Wisdom of Willard
Dallas Willard has become one of my favorite writers in the last few years. While I still haven’t made it through “The Divine Consipiracy” (bet I’ve started that book eight times); “Renovation of the Heart” and “The Great Omission” have formed much of my thinking about discipleship.
ONE chapter in TGO has haunted me for three years. Notes in the margins of my copy show that I’ve read it four times including a reading on Easter Sunday 2007 following a Lent season in which I fasted one day a week and prayed specifically for direction regarding a new job. The chapter, “The Key to the Keys of the Kingdom” (available online on Dallas’ website). I’ll include a few quotes here, but if you can relate at all with the busyness and life-pace issues I’ve been writing about, you really should read his entire article.
The Problem Willard identifies is a trend he sees in which those in “full time Christian service” are too pressured, too stressed by a great “need to achieve.” It is their personal and spiritual life that falters in this quest. Invariably, Willard concludes, “he comes to feel strongly that the circumstances in which he works are in conflict with the very goals for which he entered his profession in the first place. Heightened frustration and disappointment go hand in hand with decreasing strength, peace, and joy.” (The Great Omission, 33)
The Key that Willard is referring to is (you guessed it) “Sabbath.” In line with Mark Buchanan’s thoughts I wrote about a few days ago, Dallas presents Sabbath as an antidote to my overestimation of my importance, an unhealthy dependence on me and my efforts instead of seeing and depending on God.
Sabbath is a way of life. (Heb. 4:3 & 9-11) It sets us free from bondage to our own efforts. Only in this way can we come to the power and joy of a radiant life in ministry, a blessing to all we touch. And yet Sabbath is almost totally absent from the existence of contemporary Christians and their ministers.
What is Sabbath?
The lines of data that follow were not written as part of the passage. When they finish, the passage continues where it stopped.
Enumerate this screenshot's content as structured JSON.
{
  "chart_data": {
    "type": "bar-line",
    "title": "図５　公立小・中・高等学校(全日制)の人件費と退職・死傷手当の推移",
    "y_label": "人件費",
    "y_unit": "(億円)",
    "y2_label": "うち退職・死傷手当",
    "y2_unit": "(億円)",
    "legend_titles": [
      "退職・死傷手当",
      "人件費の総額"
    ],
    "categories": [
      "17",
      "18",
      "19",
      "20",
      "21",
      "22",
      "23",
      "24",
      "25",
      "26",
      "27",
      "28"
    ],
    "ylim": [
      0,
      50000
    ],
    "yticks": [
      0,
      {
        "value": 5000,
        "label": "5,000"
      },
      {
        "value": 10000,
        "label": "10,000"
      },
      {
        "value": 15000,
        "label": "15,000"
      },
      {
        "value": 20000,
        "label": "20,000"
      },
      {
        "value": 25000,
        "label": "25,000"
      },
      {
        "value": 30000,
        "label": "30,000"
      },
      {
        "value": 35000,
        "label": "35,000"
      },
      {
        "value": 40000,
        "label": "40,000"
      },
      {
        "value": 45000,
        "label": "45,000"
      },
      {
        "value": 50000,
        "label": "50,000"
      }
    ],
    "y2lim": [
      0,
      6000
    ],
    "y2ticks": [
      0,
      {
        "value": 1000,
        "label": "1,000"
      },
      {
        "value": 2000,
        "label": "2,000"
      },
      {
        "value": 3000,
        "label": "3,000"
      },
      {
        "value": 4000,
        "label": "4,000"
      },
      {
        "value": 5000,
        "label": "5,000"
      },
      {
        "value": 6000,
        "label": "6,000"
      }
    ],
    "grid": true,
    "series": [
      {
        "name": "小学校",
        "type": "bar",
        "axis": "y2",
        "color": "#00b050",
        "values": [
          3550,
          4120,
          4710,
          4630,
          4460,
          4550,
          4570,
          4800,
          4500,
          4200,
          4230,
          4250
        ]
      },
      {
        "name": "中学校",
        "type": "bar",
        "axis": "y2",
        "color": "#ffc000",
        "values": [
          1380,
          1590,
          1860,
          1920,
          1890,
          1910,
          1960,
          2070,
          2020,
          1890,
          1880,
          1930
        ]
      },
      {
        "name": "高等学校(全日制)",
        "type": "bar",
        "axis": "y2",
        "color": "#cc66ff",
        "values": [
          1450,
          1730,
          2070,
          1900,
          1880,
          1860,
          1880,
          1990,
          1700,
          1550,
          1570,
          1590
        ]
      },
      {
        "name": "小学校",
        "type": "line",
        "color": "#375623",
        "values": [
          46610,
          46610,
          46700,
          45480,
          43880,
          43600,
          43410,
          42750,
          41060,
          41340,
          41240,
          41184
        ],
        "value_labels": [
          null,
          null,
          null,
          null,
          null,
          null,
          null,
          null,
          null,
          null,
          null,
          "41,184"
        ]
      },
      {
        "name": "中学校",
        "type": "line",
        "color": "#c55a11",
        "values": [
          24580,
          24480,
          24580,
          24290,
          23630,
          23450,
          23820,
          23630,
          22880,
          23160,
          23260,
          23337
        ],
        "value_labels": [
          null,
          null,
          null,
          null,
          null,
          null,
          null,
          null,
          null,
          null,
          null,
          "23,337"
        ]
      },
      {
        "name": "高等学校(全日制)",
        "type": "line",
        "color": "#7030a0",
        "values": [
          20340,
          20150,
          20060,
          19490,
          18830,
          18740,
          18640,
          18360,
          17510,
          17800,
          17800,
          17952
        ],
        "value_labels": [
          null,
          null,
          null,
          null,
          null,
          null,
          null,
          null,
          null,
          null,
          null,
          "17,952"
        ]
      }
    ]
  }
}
Biblically, it is a day, once a week, when we do no work. “Six days you shall labor and do all your work, but the seventh day is a sabbath of the Lord your God; in it you shall not do any work.” (Ex 20:9-10) It was also a year, once every seven years, when God’s covenant people not sow seed, prune vines or store up harvest. (Lev. 25:4-7) And to the question, “How are we going to eat in the seventh year?” God replied: “I will so order My blessing for you in the sixth year that it will bring forth the crop for three years.” (vs. 21) (p. 34-35)
Willard recommends three spiritual practices for making Sabbath real in the midst of our life. They are solitude, silence, and fasting. I plan to write about the nuts and bolts of practicing the sabbath before these 40 days are over, so I won’t get into what those look like right here; but the payoff he describes is nothing short of inspiring:
- “Accept the grace of doing nothing.” (36)
- “Solitude well practiced will break the power of busyness, haste, isolation, and loneliness.” (36)
- “Silence allows the reality of God to stand in the midst of your life.” (36)
- “We are not safe and rich in talk and companionship unless our solus are strong in solitude and silence.” (37)
- “Oddly, through intentional times of practicing spiritual disciplines, my walk with Jesus has become more spontaneous.” (37)
- “I came back from the fast with a clearer sense of purpose and a renewed sense of power in my ministry” (38)
- We do not have to live under the thumb of our circumstances… putting time-tested, biblical disciplines for the spiritual life into sensible practice will soon lead us into an abundance of the life that is eternal in quality and power.” (39)
On a personal note, I’m feeling a bit conflicted about my Lent emphasis on “rest.” On the one hand, it has been a good season of spiritual challenge and renewed focus. On the other hand it has left me more frustrated and dissatisfied with life and work. You know how you can grow up enjoying a particular food (like steak or lasagna) and then one day you have a remarkably better version of that same food and you no longer enjoy the original as much? Well, it’s kinda like that. Studying sabbath has left me longing for a better steak, dissatisfied with my current lasagna.